His rolling eyes, controlled by the demon, focused on Ronan.
But Adam – the real Adam – was also paying attention. He heaved his body away from the group, crashing himself against the picnic bench, then crashing again, trying to jar the arm that held the knife. As he successfully pinned it under his own weight, though, his other hand clawed up. Quick as a cat, it scratch-scratch-scratched at his own face. Blood beaded instantly. It was digging harder. Punishing.
“No,” Gansey said. He could not bear it. He ran at Adam. As he slid to him, snatching that angry hand, Henry skidded right on his heels. So when Adam lifted the switchblade over Gansey, Henry was there to catch Adam’s wrist in his hands, pressing his entire weight against the strength of Adam’s right arm. Adam’s eyes darted furiously, weighing his next move. The demon’s next move.
All Adam cared about was his autonomy.
As Adam jerked his wrist in Henry’s grasp – “Stop, you idiot, you’re going to break it!” – and knocked his fist back against Gansey’s teeth – “You’re OK, Adam, we know it’s not you!” – Ronan wrapped his arms around Adam, pinning Adam’s upper arms against him.
He was contained.
“Forsan et haec olim meminisse juvabit,” Ronan said into Adam’s hearing ear, and Adam’s body sagged against Ronan, chest heaving. His hands still jerked and strained to violence. He gasped, “You asshole,” but Ronan could hear how near tears he was.
“Let’s tie his hands while we figure this out,” Blue said. “Could you – oh, you’re so clever, thank you.”
This was because the Orphan Girl had already anticipated how this might end and fetched a long red ribbon of unknown origin. Blue accepted it and then squeezed between Henry and Gansey. “Give me some room – put his wrists together.”
“No, President,” Henry said out of breath, “cross them like this. Haven’t you seen any cop dramas?”
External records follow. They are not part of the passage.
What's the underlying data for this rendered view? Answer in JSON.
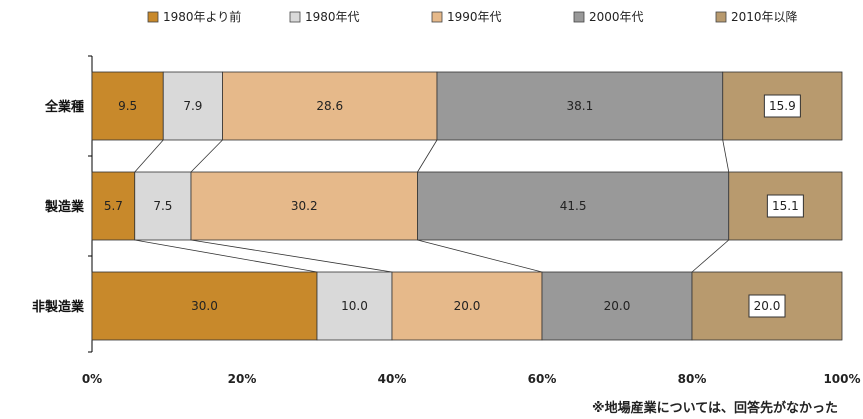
{
  "chart_data": {
    "type": "bar",
    "orientation": "horizontal",
    "stacked": true,
    "percent": true,
    "categories": [
      "全業種",
      "製造業",
      "非製造業"
    ],
    "series": [
      {
        "name": "1980年より前",
        "color": "#c8892b",
        "values": [
          9.5,
          5.7,
          30.0
        ],
        "labels": [
          "9.5",
          "5.7",
          "30.0"
        ]
      },
      {
        "name": "1980年代",
        "color": "#d9d9d9",
        "values": [
          7.9,
          7.5,
          10.0
        ],
        "labels": [
          "7.9",
          "7.5",
          "10.0"
        ]
      },
      {
        "name": "1990年代",
        "color": "#e6b98a",
        "values": [
          28.6,
          30.2,
          20.0
        ],
        "labels": [
          "28.6",
          "30.2",
          "20.0"
        ]
      },
      {
        "name": "2000年代",
        "color": "#999999",
        "values": [
          38.1,
          41.5,
          20.0
        ],
        "labels": [
          "38.1",
          "41.5",
          "20.0"
        ]
      },
      {
        "name": "2010年以降",
        "color": "#b89a6e",
        "values": [
          15.9,
          15.1,
          20.0
        ],
        "labels": [
          "15.9",
          "15.1",
          "20.0"
        ]
      }
    ],
    "boxed_series": "2010年以降",
    "connector_lines": true,
    "xlim": [
      0,
      100
    ],
    "xticks": [
      "0%",
      "20%",
      "40%",
      "60%",
      "80%",
      "100%"
    ],
    "grid": false,
    "legend_position": "top",
    "note": "※地場産業については、回答先がなかった"
  }
}
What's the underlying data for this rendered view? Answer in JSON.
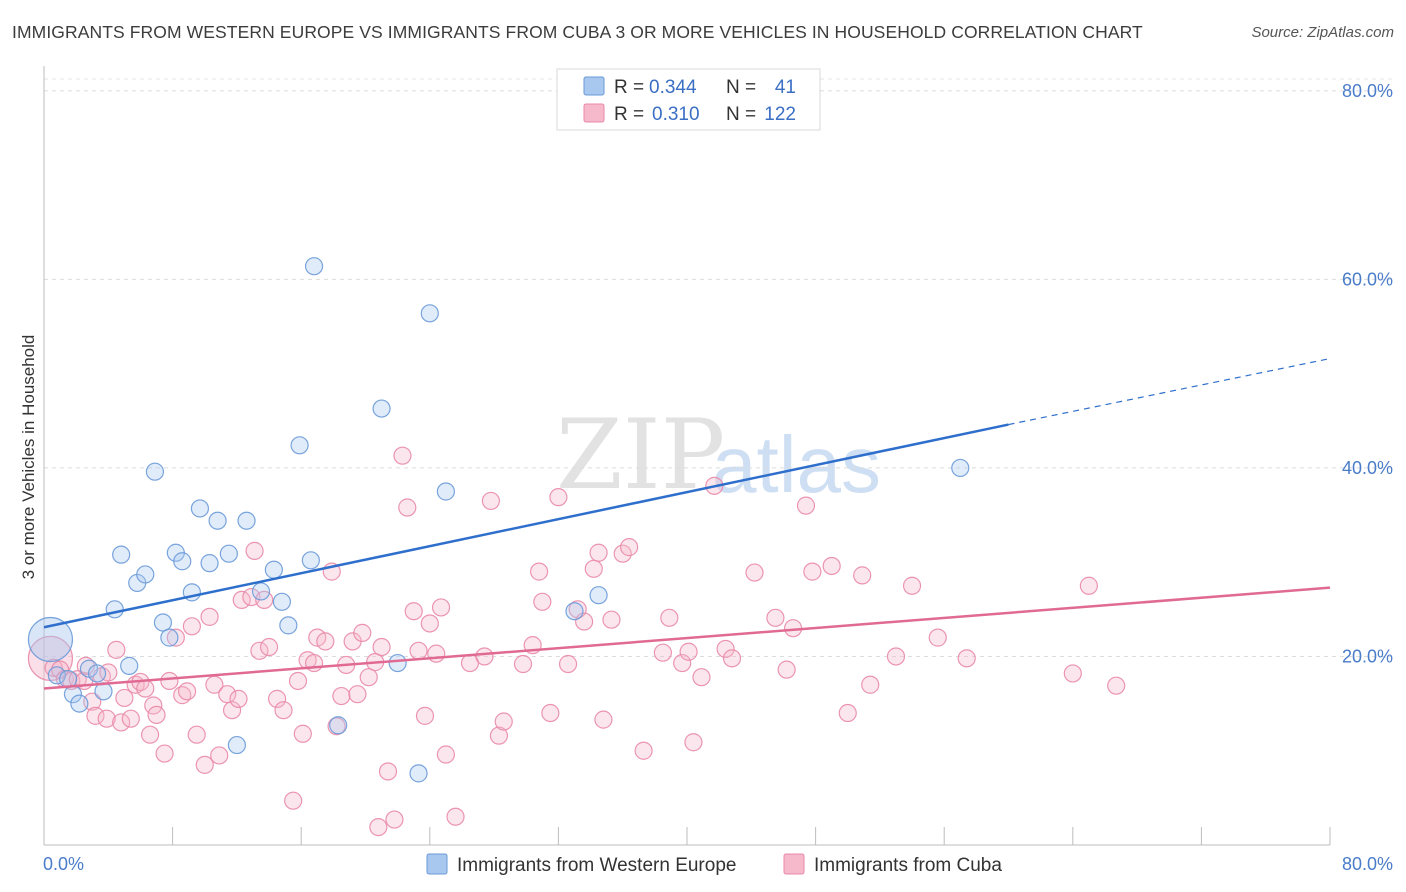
{
  "title": "IMMIGRANTS FROM WESTERN EUROPE VS IMMIGRANTS FROM CUBA 3 OR MORE VEHICLES IN HOUSEHOLD CORRELATION CHART",
  "source": "Source: ZipAtlas.com",
  "watermark": {
    "zip": "ZIP",
    "atlas": "atlas"
  },
  "colors": {
    "blue_fill": "#a9c8f0",
    "blue_stroke": "#6a9ad8",
    "blue_line": "#2f6fcc",
    "pink_fill": "#f6b8cb",
    "pink_stroke": "#e98aa8",
    "pink_line": "#e06a93"
  },
  "legend": {
    "rows": [
      {
        "r_label": "R =",
        "r_value": "0.344",
        "n_label": "N =",
        "n_value": "41"
      },
      {
        "r_label": "R =",
        "r_value": "0.310",
        "n_label": "N =",
        "n_value": "122"
      }
    ]
  },
  "chart_data": {
    "type": "scatter",
    "title": "IMMIGRANTS FROM WESTERN EUROPE VS IMMIGRANTS FROM CUBA 3 OR MORE VEHICLES IN HOUSEHOLD CORRELATION CHART",
    "xlabel": "",
    "ylabel": "3 or more Vehicles in Household",
    "xlim": [
      0,
      80
    ],
    "ylim": [
      0,
      82
    ],
    "x_tick_labels": [
      "0.0%",
      "80.0%"
    ],
    "y_ticks": [
      20,
      40,
      60,
      80
    ],
    "y_tick_labels": [
      "20.0%",
      "40.0%",
      "60.0%",
      "80.0%"
    ],
    "grid": true,
    "legend_position": "bottom",
    "series": [
      {
        "name": "Immigrants from Western Europe",
        "trend": {
          "x_start": 0,
          "y_start": 23.1,
          "x_solid_end": 60,
          "y_solid_end": 44.6,
          "x_end": 80,
          "y_end": 51.6
        },
        "points": [
          {
            "x": 0.4,
            "y": 21.8,
            "large": true
          },
          {
            "x": 0.8,
            "y": 18.0
          },
          {
            "x": 1.5,
            "y": 17.6
          },
          {
            "x": 1.8,
            "y": 16.0
          },
          {
            "x": 2.2,
            "y": 15.0
          },
          {
            "x": 2.8,
            "y": 18.7
          },
          {
            "x": 3.3,
            "y": 18.2
          },
          {
            "x": 3.7,
            "y": 16.3
          },
          {
            "x": 4.4,
            "y": 25.0
          },
          {
            "x": 4.8,
            "y": 30.8
          },
          {
            "x": 5.3,
            "y": 19.0
          },
          {
            "x": 5.8,
            "y": 27.8
          },
          {
            "x": 6.3,
            "y": 28.7
          },
          {
            "x": 6.9,
            "y": 39.6
          },
          {
            "x": 7.4,
            "y": 23.6
          },
          {
            "x": 7.8,
            "y": 22.0
          },
          {
            "x": 8.2,
            "y": 31.0
          },
          {
            "x": 8.6,
            "y": 30.1
          },
          {
            "x": 9.2,
            "y": 26.8
          },
          {
            "x": 9.7,
            "y": 35.7
          },
          {
            "x": 10.3,
            "y": 29.9
          },
          {
            "x": 10.8,
            "y": 34.4
          },
          {
            "x": 11.5,
            "y": 30.9
          },
          {
            "x": 12.0,
            "y": 10.6
          },
          {
            "x": 12.6,
            "y": 34.4
          },
          {
            "x": 13.5,
            "y": 26.9
          },
          {
            "x": 14.3,
            "y": 29.2
          },
          {
            "x": 14.8,
            "y": 25.8
          },
          {
            "x": 15.2,
            "y": 23.3
          },
          {
            "x": 15.9,
            "y": 42.4
          },
          {
            "x": 16.6,
            "y": 30.2
          },
          {
            "x": 16.8,
            "y": 61.4
          },
          {
            "x": 18.3,
            "y": 12.7
          },
          {
            "x": 21.0,
            "y": 46.3
          },
          {
            "x": 22.0,
            "y": 19.3
          },
          {
            "x": 23.3,
            "y": 7.6
          },
          {
            "x": 24.0,
            "y": 56.4
          },
          {
            "x": 25.0,
            "y": 37.5
          },
          {
            "x": 33.0,
            "y": 24.8
          },
          {
            "x": 34.5,
            "y": 26.5
          },
          {
            "x": 57.0,
            "y": 40.0
          }
        ]
      },
      {
        "name": "Immigrants from Cuba",
        "trend": {
          "x_start": 0,
          "y_start": 16.6,
          "x_end": 80,
          "y_end": 27.3
        },
        "points": [
          {
            "x": 0.4,
            "y": 19.8,
            "large": true
          },
          {
            "x": 0.6,
            "y": 18.8
          },
          {
            "x": 1.0,
            "y": 18.6
          },
          {
            "x": 1.3,
            "y": 17.6
          },
          {
            "x": 1.7,
            "y": 17.4
          },
          {
            "x": 2.1,
            "y": 17.6
          },
          {
            "x": 2.5,
            "y": 17.4
          },
          {
            "x": 2.6,
            "y": 19.0
          },
          {
            "x": 3.0,
            "y": 15.2
          },
          {
            "x": 3.2,
            "y": 13.7
          },
          {
            "x": 3.6,
            "y": 17.9
          },
          {
            "x": 3.9,
            "y": 13.4
          },
          {
            "x": 4.0,
            "y": 18.3
          },
          {
            "x": 4.5,
            "y": 20.7
          },
          {
            "x": 4.8,
            "y": 13.0
          },
          {
            "x": 5.0,
            "y": 15.6
          },
          {
            "x": 5.4,
            "y": 13.4
          },
          {
            "x": 5.7,
            "y": 17.0
          },
          {
            "x": 6.0,
            "y": 17.3
          },
          {
            "x": 6.3,
            "y": 16.6
          },
          {
            "x": 6.6,
            "y": 11.7
          },
          {
            "x": 6.8,
            "y": 14.8
          },
          {
            "x": 7.0,
            "y": 13.8
          },
          {
            "x": 7.5,
            "y": 9.7
          },
          {
            "x": 7.8,
            "y": 17.4
          },
          {
            "x": 8.2,
            "y": 22.0
          },
          {
            "x": 8.6,
            "y": 15.9
          },
          {
            "x": 8.9,
            "y": 16.3
          },
          {
            "x": 9.2,
            "y": 23.2
          },
          {
            "x": 9.5,
            "y": 11.7
          },
          {
            "x": 10.0,
            "y": 8.5
          },
          {
            "x": 10.3,
            "y": 24.2
          },
          {
            "x": 10.6,
            "y": 17.0
          },
          {
            "x": 10.9,
            "y": 9.5
          },
          {
            "x": 11.4,
            "y": 16.0
          },
          {
            "x": 11.7,
            "y": 14.3
          },
          {
            "x": 12.1,
            "y": 15.5
          },
          {
            "x": 12.3,
            "y": 26.0
          },
          {
            "x": 12.9,
            "y": 26.3
          },
          {
            "x": 13.1,
            "y": 31.2
          },
          {
            "x": 13.4,
            "y": 20.6
          },
          {
            "x": 13.7,
            "y": 26.0
          },
          {
            "x": 14.0,
            "y": 21.0
          },
          {
            "x": 14.5,
            "y": 15.5
          },
          {
            "x": 14.9,
            "y": 14.3
          },
          {
            "x": 15.5,
            "y": 4.7
          },
          {
            "x": 15.8,
            "y": 17.4
          },
          {
            "x": 16.1,
            "y": 11.8
          },
          {
            "x": 16.4,
            "y": 19.6
          },
          {
            "x": 16.8,
            "y": 19.3
          },
          {
            "x": 17.0,
            "y": 22.0
          },
          {
            "x": 17.5,
            "y": 21.6
          },
          {
            "x": 17.9,
            "y": 29.0
          },
          {
            "x": 18.2,
            "y": 12.6
          },
          {
            "x": 18.5,
            "y": 15.8
          },
          {
            "x": 18.8,
            "y": 19.1
          },
          {
            "x": 19.2,
            "y": 21.6
          },
          {
            "x": 19.5,
            "y": 16.0
          },
          {
            "x": 19.8,
            "y": 22.5
          },
          {
            "x": 20.2,
            "y": 17.8
          },
          {
            "x": 20.6,
            "y": 19.4
          },
          {
            "x": 20.8,
            "y": 1.9
          },
          {
            "x": 21.0,
            "y": 21.0
          },
          {
            "x": 21.4,
            "y": 7.8
          },
          {
            "x": 21.8,
            "y": 2.7
          },
          {
            "x": 22.3,
            "y": 41.3
          },
          {
            "x": 22.6,
            "y": 35.8
          },
          {
            "x": 23.0,
            "y": 24.8
          },
          {
            "x": 23.3,
            "y": 20.6
          },
          {
            "x": 23.7,
            "y": 13.7
          },
          {
            "x": 24.0,
            "y": 23.5
          },
          {
            "x": 24.4,
            "y": 20.3
          },
          {
            "x": 24.7,
            "y": 25.2
          },
          {
            "x": 25.0,
            "y": 9.6
          },
          {
            "x": 25.6,
            "y": 3.0
          },
          {
            "x": 26.5,
            "y": 19.3
          },
          {
            "x": 27.4,
            "y": 20.0
          },
          {
            "x": 27.8,
            "y": 36.5
          },
          {
            "x": 28.3,
            "y": 11.6
          },
          {
            "x": 28.6,
            "y": 13.1
          },
          {
            "x": 29.8,
            "y": 19.2
          },
          {
            "x": 30.4,
            "y": 21.2
          },
          {
            "x": 30.8,
            "y": 29.0
          },
          {
            "x": 31.0,
            "y": 25.8
          },
          {
            "x": 31.5,
            "y": 14.0
          },
          {
            "x": 32.0,
            "y": 36.9
          },
          {
            "x": 32.6,
            "y": 19.2
          },
          {
            "x": 33.2,
            "y": 25.0
          },
          {
            "x": 33.6,
            "y": 23.7
          },
          {
            "x": 34.2,
            "y": 29.3
          },
          {
            "x": 34.5,
            "y": 31.0
          },
          {
            "x": 34.8,
            "y": 13.3
          },
          {
            "x": 35.3,
            "y": 23.9
          },
          {
            "x": 36.0,
            "y": 30.9
          },
          {
            "x": 36.4,
            "y": 31.6
          },
          {
            "x": 37.3,
            "y": 10.0
          },
          {
            "x": 38.5,
            "y": 20.4
          },
          {
            "x": 38.9,
            "y": 24.1
          },
          {
            "x": 39.7,
            "y": 19.3
          },
          {
            "x": 40.1,
            "y": 20.5
          },
          {
            "x": 40.4,
            "y": 10.9
          },
          {
            "x": 40.9,
            "y": 17.8
          },
          {
            "x": 41.7,
            "y": 38.1
          },
          {
            "x": 42.4,
            "y": 20.8
          },
          {
            "x": 42.8,
            "y": 19.8
          },
          {
            "x": 44.2,
            "y": 28.9
          },
          {
            "x": 45.5,
            "y": 24.1
          },
          {
            "x": 46.2,
            "y": 18.6
          },
          {
            "x": 46.6,
            "y": 23.0
          },
          {
            "x": 47.4,
            "y": 36.0
          },
          {
            "x": 47.8,
            "y": 29.0
          },
          {
            "x": 49.0,
            "y": 29.6
          },
          {
            "x": 50.0,
            "y": 14.0
          },
          {
            "x": 50.9,
            "y": 28.6
          },
          {
            "x": 51.4,
            "y": 17.0
          },
          {
            "x": 53.0,
            "y": 20.0
          },
          {
            "x": 54.0,
            "y": 27.5
          },
          {
            "x": 55.6,
            "y": 22.0
          },
          {
            "x": 57.4,
            "y": 19.8
          },
          {
            "x": 64.0,
            "y": 18.2
          },
          {
            "x": 65.0,
            "y": 27.5
          },
          {
            "x": 66.7,
            "y": 16.9
          }
        ]
      }
    ]
  }
}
Blue braided Adam’s fingers together, which took some doing as they still had a mind of their own, and then tied his still bucking wrists together. She wrapped the length of them with the ribbon and tied it. Adam’s shoulders still twitched, but he couldn’t unlink his fingers once they were braided together and tied.
Finally it was quiet.
With a great sigh, she stepped back. Gansey touched her bloody forehead with care and then looked at Henry’s knuckles, which had somehow got abraded in the scuffle.
Adam’s hands had stopped jerking as the demon realized that they were well secured. His head rested miserably on Ronan’s shoulder, everything shaking, standing only because Ronan did not allow him to sink. The fresh horror of it kept rising in him. The permanence of it, the corruption of Adam Parrish, the deadness of Glendower.
The Orphan Girl crept in close. She carefully undid the dirty watch on her wrist, and then she fastened it on one of Adam’s, loosely, above where he was tied. Then she kissed his arm.
“Thank you,” he said, dully. Then, to Gansey, in a low voice, “I might as well be the sacrifice. I’m ruined.”
“No,” Blue, Gansey and Ronan said at once.
“Let’s not get carried away just because you just tried to kill someone,” Henry clarified. He sucked on his bloody knuckles.
Adam finally lifted his head. “Then you better cover my eyes.”
Gansey looked puzzled. “What?”
“Because,” Adam said bitterly, “otherwise they’ll betray you.”
 
 
Depending on where you began the story, it was about Seondeok.
She had not meant to be an international art dealer and small-time crime boss. It had begun as a mere desire for something more, and then a slow realization that something more was never going to be reachable on her current path. She was married to a clever man she’d met in Hong Kong, and she had several bright children who mostly took after him except for the one, and she had seen how her life would play out.